A long Oxford month…

of books, the business of living and the moon glowing bright as a hole in the sky. All the leaves are going, the window rectangles from the estate poke through. The squirrels are getting tubby and I tramp Shabbington Wood with the mushroom hunter, pause to see the last red roar of the winter sun. Come the cold and the colour-fade and the consolation of a sip of Calvados.

That’s not the tide…

going out. The tide stays where it is, lumped mid-slop in Newton’s magic trick, held by the moon. It’s you rolling away from the tide, carried away on the turning Earth. You’re not left behind, you’re moved on. We’re all freeloaders and freeriders on the sphere, with just an instant to admire the rose in the community apple orchard.

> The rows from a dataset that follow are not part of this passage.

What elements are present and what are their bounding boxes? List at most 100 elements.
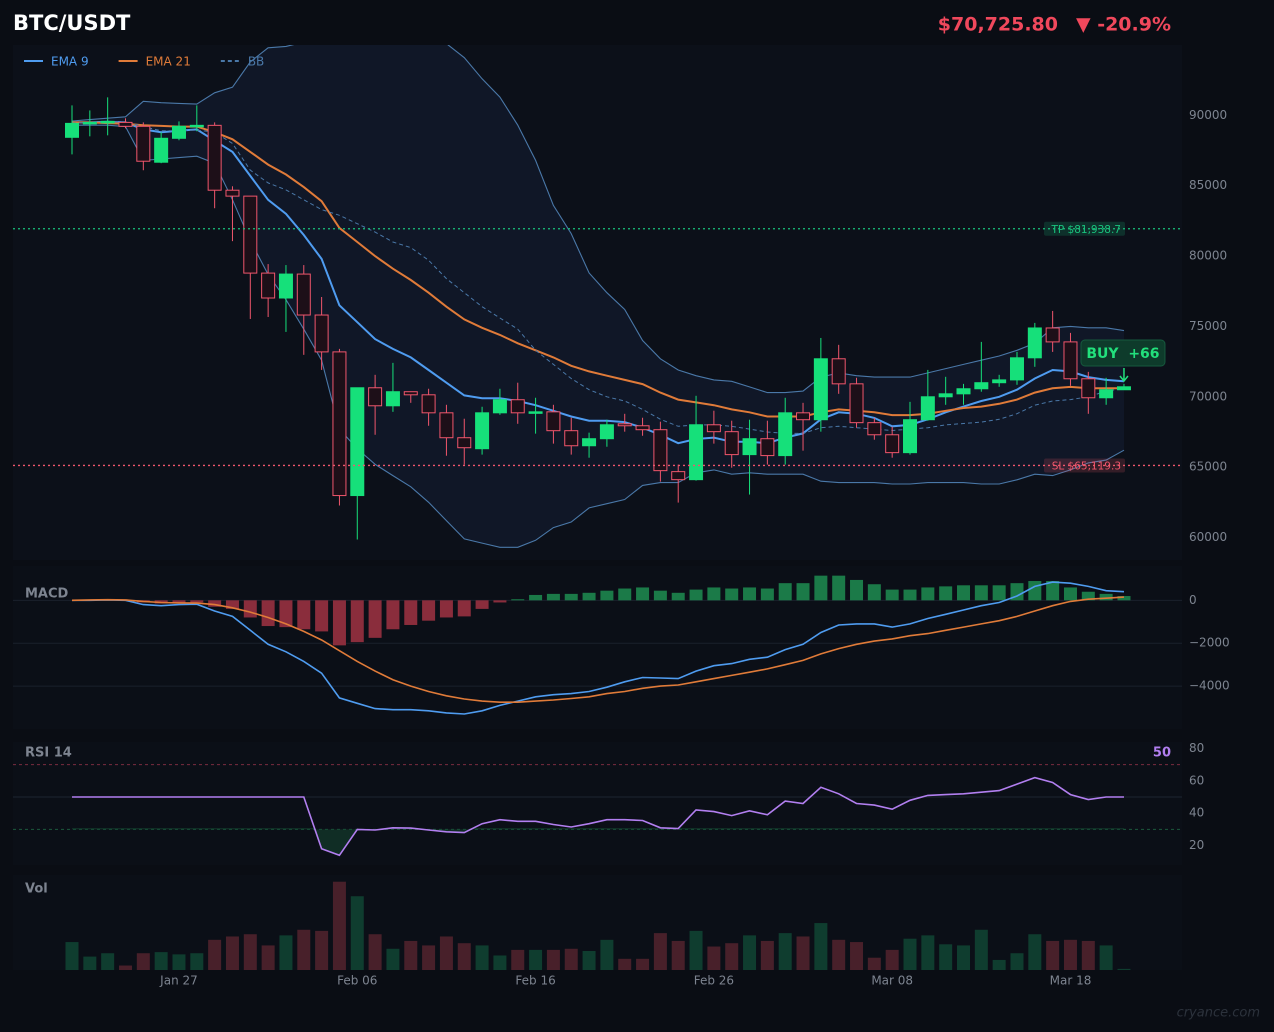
macd-histogram-bar: [208, 600, 222, 607]
volume-bar: [796, 936, 810, 970]
volume-bar: [1046, 940, 1060, 970]
macd-histogram-bar: [493, 600, 507, 603]
legend-label: EMA 21: [146, 55, 191, 69]
volume-bar: [707, 946, 721, 970]
macd-histogram-bar: [1010, 583, 1024, 601]
macd-histogram-bar: [974, 585, 988, 601]
macd-histogram-bar: [332, 600, 346, 646]
macd-histogram-bar: [653, 590, 667, 601]
y-tick-label: 90000: [1189, 108, 1227, 122]
macd-histogram-bar: [225, 600, 239, 609]
candle-body: [724, 431, 739, 456]
bollinger-upper: [71, 45, 1125, 394]
volume-bar: [457, 943, 471, 970]
candle-body: [225, 189, 240, 197]
macd-histogram-bar: [422, 600, 436, 621]
macd-histogram-bar: [368, 600, 382, 638]
candle-body: [403, 391, 418, 396]
volume-bar: [850, 942, 864, 970]
macd-histogram-bar: [529, 594, 543, 601]
y-tick-label: 0: [1189, 593, 1197, 607]
macd-histogram-bar: [725, 588, 739, 601]
macd-histogram-bar: [867, 584, 881, 601]
candle-body: [475, 412, 490, 450]
price-plot: [65, 45, 1131, 548]
candle-body: [65, 122, 79, 138]
volume-bar: [1028, 934, 1042, 970]
volume-bar: [743, 935, 757, 970]
oversold-zone: [72, 828, 1124, 856]
y-tick-label: 70000: [1189, 389, 1227, 403]
volume-bar: [136, 953, 150, 970]
candle-body: [920, 396, 935, 421]
volume-bar: [636, 958, 650, 970]
candle-body: [332, 351, 347, 497]
candle-body: [885, 434, 900, 454]
macd-histogram-bar: [511, 599, 525, 601]
candle-body: [243, 195, 258, 274]
macd-histogram-bar: [404, 600, 418, 625]
candle-body: [867, 422, 882, 436]
macd-histogram-bar: [564, 593, 578, 601]
candle-body: [82, 121, 97, 125]
x-tick-label: Feb 06: [337, 974, 377, 988]
macd-histogram-bar: [1063, 587, 1077, 601]
candle-body: [992, 379, 1007, 384]
volume-bar: [814, 923, 828, 970]
watermark: cryance.com: [1177, 1006, 1260, 1021]
volume-bar: [118, 965, 132, 970]
volume-bar: [760, 940, 774, 970]
macd-histogram-bar: [778, 583, 792, 601]
volume-bar: [154, 952, 168, 970]
rsi-panel: [13, 742, 1182, 865]
volume-bar: [1117, 968, 1131, 970]
macd-histogram-bar: [243, 600, 257, 618]
candle-body: [956, 388, 971, 395]
macd-histogram-bar: [1028, 581, 1042, 601]
volume-bar: [867, 957, 881, 970]
macd-line: [71, 596, 1125, 703]
candle-body: [974, 382, 989, 390]
candle-body: [1045, 327, 1060, 343]
macd-histogram-bar: [992, 585, 1006, 601]
candle-body: [1081, 378, 1096, 399]
volume-bar: [529, 949, 543, 970]
volume-bar: [208, 939, 222, 970]
macd-histogram-bar: [1099, 593, 1113, 601]
macd-histogram-bar: [636, 587, 650, 601]
chart-title: BTC/USDT: [13, 11, 131, 35]
oversold-fill: [72, 828, 1124, 856]
volume-bar: [83, 956, 97, 970]
panel-title: MACD: [25, 587, 69, 602]
volume-bar: [350, 896, 364, 970]
x-tick-label: Jan 27: [159, 974, 198, 988]
macd-histogram-bar: [279, 600, 293, 628]
volume-bar: [225, 936, 239, 970]
indicator-line: [72, 121, 1124, 418]
macd-histogram-bar: [600, 590, 614, 601]
candle-body: [742, 438, 757, 456]
candle-body: [903, 419, 918, 454]
volume-bar: [261, 945, 275, 970]
panel-title: Vol: [25, 882, 48, 897]
candle-body: [1116, 386, 1131, 391]
volume-panel: [13, 875, 1182, 970]
volume-bar: [1099, 945, 1113, 970]
volume-bar: [65, 942, 79, 970]
volume-bar: [386, 948, 400, 970]
candle-body: [671, 471, 686, 481]
level-label: SL $65,119.3: [1052, 460, 1121, 472]
candle-body: [439, 412, 454, 439]
candle-body: [207, 124, 222, 191]
candle-body: [261, 272, 276, 299]
candle-body: [849, 383, 864, 424]
macd-histogram-bar: [814, 575, 828, 601]
candle-body: [938, 393, 953, 398]
volume-bar: [582, 951, 596, 970]
volume-bar: [1063, 939, 1077, 970]
macd-histogram-bar: [1046, 581, 1060, 601]
volume-bar: [190, 953, 204, 970]
candle-body: [546, 411, 561, 432]
y-tick-label: 20: [1189, 838, 1204, 852]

It’s too bright out there…

to work. It tempts the eye and a longing to be out there. I sit and look at the sunflowers and think maybe I should have a dog, a dog that begs walks and then pays for the beer in the valley-crease boozer, leads me tramping away through the flower fields. All those millions of upturned, sun-blanched sunflowers to border the curling roads out at Trafalgar. Eyes staring fifty miles instead of the five inches to this screen. But there’s no dog and no tramping, no fifty miles, just me and the M&S sunflowers on my work table and Wes Montgomery playing D-Natural Blues. But that aint bad and it’s not too late for another cup of the tropic nectar. Five paces away.

The cold’s coming…

clouds in my coffee give the game away. I work at the table, trying to imagine a plan before the winter snap rolls in. But I’m taking so much fire from the ground, so many flashes and hurts, I can’t see the LZ for squint and smoke.

This sea…

so cool it soothes. But you get nothing back from the desert, only a hot, maddening wind and the taste of salt on your lips.

At the cape…

with the ghost of Nelson and a rushing palette of blues. Africa stands off in the cloud line.